Black-ish creator: how I found my hit
His sitcom has been garnered with awards and is about to go into its fifth season.
Now Black-ish creator c has revealed that it took 20 years of trying before he hit the winning formula – and the answer was to stop listening to network executives telling him what people wanted to watch.
Speaking at the Just For Laughs festival in Montreal, Barris said that before the ABC network picked up his show, he had sold 19 pilots, but none took off because the stories behind them were not truly his.
‘I wrote a story about my life and everything changed,’ he reflected. ‘All those years of executives telling me what people wanted to hear - and it was my stories.’
He said that a distinctive voice was the most important thing an artist could find saying: ‘A voice gives you strength in the honesty of the mundane.’
‘You’re only mundane to you,’ he added. ‘Everyone here, if they find the right way to tell it, has an amazing life.
‘My mum shot my dad six times in front of me… it sounds crazy but it was my life, mundane to me.’
Barris added that ‘being honest and authentic will always help you to connect’ – and even though Black-ish came from his experiences, people of all backgrounds told him they could relate.
He said his aim for Black-ish was to ‘talk about shit people didn’t want to hear’ – a policy that paid off.
Barris told of a row with the ABC network on only the third episodes of the show, which revolved around black parents spanking their children.
The issue had flared up in the news after American football running back Adrian Peterson was accused of beating his four-year-old son with a tree branch, an act he described as a ‘whooping’.
Executives wanted to bury the episode, but Barris insisted it aired or he would quit.
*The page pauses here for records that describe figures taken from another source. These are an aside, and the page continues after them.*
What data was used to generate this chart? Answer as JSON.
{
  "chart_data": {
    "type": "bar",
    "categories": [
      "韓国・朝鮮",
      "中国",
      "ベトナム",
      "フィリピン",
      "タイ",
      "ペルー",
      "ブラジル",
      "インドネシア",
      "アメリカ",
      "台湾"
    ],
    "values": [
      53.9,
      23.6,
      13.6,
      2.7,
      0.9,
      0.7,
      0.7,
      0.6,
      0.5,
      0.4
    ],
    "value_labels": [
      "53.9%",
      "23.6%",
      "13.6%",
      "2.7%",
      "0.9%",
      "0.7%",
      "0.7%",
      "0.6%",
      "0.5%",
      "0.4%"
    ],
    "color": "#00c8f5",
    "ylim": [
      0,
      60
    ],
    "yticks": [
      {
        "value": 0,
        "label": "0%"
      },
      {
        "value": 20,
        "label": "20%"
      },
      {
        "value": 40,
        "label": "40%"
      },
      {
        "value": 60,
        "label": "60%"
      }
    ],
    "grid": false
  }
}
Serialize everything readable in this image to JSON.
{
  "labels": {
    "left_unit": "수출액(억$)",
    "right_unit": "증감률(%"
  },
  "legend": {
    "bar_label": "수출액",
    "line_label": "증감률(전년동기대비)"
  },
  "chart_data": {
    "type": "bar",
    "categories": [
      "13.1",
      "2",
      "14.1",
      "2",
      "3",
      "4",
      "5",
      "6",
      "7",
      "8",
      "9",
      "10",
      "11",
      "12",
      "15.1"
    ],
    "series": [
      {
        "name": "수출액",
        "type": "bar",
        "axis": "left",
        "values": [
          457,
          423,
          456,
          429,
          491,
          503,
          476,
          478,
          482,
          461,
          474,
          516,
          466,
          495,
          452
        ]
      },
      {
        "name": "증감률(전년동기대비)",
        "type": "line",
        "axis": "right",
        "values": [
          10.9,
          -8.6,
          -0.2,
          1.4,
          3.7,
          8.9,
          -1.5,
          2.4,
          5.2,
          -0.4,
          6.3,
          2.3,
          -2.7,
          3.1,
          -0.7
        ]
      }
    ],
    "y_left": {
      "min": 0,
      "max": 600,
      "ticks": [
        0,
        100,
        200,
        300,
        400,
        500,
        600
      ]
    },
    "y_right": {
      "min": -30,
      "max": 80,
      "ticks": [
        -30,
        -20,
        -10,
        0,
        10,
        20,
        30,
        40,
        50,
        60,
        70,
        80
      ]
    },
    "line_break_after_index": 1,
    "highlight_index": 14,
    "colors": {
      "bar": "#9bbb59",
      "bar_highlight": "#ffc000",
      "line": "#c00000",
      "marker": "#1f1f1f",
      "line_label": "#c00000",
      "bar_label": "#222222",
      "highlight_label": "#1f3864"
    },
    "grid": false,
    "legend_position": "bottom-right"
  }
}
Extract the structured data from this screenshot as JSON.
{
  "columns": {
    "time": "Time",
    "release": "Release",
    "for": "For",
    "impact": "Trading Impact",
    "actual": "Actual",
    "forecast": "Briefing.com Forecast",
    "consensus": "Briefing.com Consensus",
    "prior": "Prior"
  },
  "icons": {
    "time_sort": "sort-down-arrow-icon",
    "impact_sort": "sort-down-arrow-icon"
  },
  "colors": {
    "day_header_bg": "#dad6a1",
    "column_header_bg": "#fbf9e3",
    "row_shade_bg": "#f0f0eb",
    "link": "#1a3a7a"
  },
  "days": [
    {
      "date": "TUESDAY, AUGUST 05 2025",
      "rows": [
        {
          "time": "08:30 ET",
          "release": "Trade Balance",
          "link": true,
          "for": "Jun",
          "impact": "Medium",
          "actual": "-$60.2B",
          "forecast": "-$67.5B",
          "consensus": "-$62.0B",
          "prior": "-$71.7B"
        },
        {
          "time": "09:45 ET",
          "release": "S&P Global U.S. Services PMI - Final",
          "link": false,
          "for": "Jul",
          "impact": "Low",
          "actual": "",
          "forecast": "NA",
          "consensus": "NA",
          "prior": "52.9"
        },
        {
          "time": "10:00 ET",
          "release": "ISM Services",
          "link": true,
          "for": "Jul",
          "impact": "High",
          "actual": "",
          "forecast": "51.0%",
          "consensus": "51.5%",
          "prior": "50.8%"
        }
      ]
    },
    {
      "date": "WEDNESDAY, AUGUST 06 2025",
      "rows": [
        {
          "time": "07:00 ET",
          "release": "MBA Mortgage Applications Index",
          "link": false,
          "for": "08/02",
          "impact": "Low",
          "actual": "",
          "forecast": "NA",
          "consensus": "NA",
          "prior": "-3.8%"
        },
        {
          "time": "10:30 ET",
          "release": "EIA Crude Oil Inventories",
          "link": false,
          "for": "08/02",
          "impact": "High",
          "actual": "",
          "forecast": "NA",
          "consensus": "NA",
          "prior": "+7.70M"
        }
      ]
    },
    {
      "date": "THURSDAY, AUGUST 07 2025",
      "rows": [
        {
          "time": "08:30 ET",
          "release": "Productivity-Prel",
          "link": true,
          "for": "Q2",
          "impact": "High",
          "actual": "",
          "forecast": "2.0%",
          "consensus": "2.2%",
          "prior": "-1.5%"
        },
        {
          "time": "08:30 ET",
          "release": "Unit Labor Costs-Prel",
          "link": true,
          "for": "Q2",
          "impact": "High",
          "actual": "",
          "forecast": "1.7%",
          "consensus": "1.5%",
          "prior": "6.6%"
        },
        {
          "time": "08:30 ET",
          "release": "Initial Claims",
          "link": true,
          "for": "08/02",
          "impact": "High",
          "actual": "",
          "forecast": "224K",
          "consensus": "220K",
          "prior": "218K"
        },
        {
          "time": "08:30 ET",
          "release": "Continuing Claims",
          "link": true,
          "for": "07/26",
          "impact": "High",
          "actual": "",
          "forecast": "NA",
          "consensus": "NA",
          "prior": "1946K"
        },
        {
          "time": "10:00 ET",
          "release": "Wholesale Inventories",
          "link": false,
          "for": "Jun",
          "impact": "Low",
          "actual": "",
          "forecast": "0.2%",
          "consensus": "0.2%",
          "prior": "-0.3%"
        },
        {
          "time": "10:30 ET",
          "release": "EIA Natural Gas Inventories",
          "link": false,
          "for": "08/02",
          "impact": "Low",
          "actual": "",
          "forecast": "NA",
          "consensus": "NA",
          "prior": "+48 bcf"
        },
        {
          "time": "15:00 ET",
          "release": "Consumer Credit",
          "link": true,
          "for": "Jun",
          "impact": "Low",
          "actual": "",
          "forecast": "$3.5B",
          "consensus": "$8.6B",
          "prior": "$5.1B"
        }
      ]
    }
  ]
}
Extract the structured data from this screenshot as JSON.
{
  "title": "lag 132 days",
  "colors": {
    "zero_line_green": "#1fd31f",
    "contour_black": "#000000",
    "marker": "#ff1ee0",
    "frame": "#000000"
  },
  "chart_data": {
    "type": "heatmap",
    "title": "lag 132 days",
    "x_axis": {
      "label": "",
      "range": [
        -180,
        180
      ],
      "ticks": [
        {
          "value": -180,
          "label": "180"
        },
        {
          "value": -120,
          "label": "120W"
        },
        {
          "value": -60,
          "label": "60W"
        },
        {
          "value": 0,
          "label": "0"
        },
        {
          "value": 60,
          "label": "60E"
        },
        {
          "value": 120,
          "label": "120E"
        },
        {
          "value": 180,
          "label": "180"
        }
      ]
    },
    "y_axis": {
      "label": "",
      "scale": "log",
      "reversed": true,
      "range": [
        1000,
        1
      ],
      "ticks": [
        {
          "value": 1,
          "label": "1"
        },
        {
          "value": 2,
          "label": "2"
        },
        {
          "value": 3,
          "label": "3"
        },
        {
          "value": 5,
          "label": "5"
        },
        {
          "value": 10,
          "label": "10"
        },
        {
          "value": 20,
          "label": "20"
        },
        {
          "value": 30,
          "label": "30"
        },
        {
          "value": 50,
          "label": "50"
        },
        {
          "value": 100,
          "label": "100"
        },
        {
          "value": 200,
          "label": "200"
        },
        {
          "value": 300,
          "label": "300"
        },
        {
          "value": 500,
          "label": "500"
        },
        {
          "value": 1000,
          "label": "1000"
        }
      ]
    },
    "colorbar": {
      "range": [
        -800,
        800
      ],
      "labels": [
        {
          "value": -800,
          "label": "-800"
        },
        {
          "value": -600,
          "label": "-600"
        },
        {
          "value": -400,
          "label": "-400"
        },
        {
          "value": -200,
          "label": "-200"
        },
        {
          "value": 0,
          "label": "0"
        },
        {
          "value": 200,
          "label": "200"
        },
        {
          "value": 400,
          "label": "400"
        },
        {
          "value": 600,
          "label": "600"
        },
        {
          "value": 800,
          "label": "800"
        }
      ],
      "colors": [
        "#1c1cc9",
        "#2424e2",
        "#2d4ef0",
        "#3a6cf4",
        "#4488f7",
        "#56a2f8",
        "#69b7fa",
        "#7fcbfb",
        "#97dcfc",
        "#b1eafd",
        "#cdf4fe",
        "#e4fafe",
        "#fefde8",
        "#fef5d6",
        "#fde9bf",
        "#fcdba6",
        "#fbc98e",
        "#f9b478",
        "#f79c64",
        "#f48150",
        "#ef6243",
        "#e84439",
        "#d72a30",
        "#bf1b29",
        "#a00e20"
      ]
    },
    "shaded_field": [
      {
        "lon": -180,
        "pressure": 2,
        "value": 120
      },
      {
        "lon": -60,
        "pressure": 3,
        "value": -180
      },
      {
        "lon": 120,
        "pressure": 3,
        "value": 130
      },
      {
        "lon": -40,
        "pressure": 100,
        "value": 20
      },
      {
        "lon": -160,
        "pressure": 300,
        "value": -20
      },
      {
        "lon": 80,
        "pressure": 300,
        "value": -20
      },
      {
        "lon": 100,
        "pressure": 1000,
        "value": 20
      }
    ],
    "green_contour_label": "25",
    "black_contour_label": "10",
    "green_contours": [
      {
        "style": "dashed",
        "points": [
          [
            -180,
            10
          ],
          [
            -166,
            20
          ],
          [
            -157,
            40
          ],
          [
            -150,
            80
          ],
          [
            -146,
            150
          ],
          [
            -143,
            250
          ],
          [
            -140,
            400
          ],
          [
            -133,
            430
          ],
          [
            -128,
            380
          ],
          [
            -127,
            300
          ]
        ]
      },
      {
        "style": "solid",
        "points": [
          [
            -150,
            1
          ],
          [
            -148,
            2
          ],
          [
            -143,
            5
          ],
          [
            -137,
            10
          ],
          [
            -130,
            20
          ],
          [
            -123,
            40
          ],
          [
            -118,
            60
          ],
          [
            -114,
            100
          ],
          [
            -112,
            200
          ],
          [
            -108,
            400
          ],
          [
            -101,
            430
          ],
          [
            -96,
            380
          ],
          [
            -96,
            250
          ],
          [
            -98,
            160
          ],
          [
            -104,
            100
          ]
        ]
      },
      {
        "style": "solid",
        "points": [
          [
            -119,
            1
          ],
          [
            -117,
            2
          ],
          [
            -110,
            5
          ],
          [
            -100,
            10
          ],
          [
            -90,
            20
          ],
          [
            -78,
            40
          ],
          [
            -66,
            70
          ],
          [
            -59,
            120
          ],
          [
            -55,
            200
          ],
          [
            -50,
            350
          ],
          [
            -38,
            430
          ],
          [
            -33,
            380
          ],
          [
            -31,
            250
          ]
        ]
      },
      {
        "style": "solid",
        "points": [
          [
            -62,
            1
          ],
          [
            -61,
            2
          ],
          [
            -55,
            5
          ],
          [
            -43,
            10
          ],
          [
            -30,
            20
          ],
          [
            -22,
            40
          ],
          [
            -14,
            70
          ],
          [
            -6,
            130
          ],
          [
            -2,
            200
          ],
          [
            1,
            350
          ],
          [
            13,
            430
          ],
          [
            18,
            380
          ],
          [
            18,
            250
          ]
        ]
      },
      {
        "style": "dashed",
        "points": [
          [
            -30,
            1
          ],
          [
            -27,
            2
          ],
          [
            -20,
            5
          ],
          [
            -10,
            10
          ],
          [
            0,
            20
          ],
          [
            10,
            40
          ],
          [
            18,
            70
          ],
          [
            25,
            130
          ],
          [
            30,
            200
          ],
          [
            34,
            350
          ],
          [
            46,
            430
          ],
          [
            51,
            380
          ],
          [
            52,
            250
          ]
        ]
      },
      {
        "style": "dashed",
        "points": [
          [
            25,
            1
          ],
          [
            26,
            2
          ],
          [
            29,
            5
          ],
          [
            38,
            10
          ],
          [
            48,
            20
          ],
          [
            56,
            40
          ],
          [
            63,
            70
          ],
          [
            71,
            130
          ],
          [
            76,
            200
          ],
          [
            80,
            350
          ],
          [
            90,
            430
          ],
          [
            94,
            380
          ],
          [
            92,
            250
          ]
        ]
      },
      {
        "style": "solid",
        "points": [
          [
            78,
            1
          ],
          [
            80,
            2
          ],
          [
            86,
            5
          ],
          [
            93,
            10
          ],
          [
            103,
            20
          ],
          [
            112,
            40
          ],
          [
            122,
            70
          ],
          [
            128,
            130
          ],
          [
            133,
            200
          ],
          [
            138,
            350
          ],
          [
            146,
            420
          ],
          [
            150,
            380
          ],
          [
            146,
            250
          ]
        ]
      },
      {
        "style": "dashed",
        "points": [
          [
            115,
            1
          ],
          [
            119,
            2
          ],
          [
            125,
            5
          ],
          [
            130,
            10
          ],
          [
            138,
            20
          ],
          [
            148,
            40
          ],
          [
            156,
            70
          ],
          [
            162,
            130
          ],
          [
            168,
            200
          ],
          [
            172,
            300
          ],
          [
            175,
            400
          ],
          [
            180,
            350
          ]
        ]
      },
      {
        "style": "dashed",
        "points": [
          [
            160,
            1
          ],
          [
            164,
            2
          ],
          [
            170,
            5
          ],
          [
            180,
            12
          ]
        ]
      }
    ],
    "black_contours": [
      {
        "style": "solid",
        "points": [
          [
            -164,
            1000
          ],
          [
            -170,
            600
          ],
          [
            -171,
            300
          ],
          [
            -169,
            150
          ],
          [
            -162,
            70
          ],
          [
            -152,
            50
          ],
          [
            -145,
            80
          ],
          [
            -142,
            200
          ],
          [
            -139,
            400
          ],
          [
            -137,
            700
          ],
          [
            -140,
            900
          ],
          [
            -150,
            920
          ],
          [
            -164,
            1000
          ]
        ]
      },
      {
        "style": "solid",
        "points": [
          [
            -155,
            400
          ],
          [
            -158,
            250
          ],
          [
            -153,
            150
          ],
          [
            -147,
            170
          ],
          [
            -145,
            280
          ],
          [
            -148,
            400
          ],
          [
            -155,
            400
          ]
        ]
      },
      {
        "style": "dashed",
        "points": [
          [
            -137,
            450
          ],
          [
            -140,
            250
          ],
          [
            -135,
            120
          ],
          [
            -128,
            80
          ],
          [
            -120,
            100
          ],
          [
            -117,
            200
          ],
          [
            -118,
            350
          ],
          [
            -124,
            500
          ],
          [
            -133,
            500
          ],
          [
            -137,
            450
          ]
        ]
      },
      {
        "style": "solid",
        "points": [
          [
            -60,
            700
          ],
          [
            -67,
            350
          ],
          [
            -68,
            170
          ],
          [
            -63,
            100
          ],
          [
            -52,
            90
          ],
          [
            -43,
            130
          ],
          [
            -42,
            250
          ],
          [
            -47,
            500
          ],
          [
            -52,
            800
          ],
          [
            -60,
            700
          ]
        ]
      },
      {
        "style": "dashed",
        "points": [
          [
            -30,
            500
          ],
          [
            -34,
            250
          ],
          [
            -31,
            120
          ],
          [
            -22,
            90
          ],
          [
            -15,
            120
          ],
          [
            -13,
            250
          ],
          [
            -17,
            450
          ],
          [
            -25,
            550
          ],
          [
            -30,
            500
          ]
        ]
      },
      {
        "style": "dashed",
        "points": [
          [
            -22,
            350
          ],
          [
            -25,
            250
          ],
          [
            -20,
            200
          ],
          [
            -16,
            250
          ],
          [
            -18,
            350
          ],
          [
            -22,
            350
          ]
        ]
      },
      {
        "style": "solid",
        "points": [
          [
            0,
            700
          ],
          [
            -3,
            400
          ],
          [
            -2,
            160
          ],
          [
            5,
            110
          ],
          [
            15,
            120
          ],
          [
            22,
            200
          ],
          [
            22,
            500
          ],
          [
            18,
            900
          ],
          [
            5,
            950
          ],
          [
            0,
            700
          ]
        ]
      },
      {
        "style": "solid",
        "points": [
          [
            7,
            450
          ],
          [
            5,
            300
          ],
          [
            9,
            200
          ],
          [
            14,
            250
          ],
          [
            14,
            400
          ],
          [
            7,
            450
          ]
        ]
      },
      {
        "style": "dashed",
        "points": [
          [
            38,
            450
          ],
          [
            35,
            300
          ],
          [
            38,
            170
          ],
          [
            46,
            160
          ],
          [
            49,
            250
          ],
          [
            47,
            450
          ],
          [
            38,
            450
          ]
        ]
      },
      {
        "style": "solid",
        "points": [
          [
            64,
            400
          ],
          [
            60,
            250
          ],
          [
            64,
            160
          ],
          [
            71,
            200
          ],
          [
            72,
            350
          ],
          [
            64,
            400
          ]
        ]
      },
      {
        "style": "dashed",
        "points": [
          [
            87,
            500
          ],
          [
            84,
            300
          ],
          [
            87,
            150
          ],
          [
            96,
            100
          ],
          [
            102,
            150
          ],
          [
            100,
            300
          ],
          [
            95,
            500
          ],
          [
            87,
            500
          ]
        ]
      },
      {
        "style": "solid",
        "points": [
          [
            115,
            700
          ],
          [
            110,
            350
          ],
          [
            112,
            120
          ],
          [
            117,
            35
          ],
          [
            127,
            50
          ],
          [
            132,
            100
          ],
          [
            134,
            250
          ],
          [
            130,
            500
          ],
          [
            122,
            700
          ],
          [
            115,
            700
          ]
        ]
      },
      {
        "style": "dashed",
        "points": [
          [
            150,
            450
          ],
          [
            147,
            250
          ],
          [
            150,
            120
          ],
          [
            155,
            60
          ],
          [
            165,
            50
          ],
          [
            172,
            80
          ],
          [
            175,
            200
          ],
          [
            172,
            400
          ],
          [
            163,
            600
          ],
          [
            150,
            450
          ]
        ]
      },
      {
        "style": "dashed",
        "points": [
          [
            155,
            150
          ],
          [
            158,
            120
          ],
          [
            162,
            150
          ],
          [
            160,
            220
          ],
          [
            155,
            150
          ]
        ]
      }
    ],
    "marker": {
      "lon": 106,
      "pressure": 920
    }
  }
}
The network relented, but only if the writer carry the can for any backlash, In the end, the episode became one of the most acclaimed of the run, and Barris said it helped define he show.
He said he had been inspired by his favourite comedians who had always had the courage not to take the easy route, and go on stage knowing that ‘anything they said could ruin their career’.
And he mounted a defence of free speech saying: ‘As liberals, we used to defend free speech, now we are the "PC, watch-what-you-say party".’
Last month Barris had revealed in the sacking of Roseanne from her sitcom over a racist tweet, saying it was an ‘amazing’ result, and revealing he was planning to kick up a major protest over his network stablemate.
‘You hired a monster and then you asked why the monster was killing villagers,’ he told executives, indirectly, at a panel on diversity in television hosted by trade paper Variety.
In Montreal, Barris also revealed that he had a neck tattoo to force himself into pursuing a career as an artist – saying that he could never get a job in a bank once he’d had the ink done.
Earlier this year, Barris clashed with ABC over a Black-ish episode that planned to address NFL players protesting police brutality by kneeling during the national anthem – an action which has riled Donald Trump.
The episode was pulled, and at the time, he said: ‘Given our creative differences, neither ABC nor I were happy with the direction of the episode and mutually agreed not to air it.’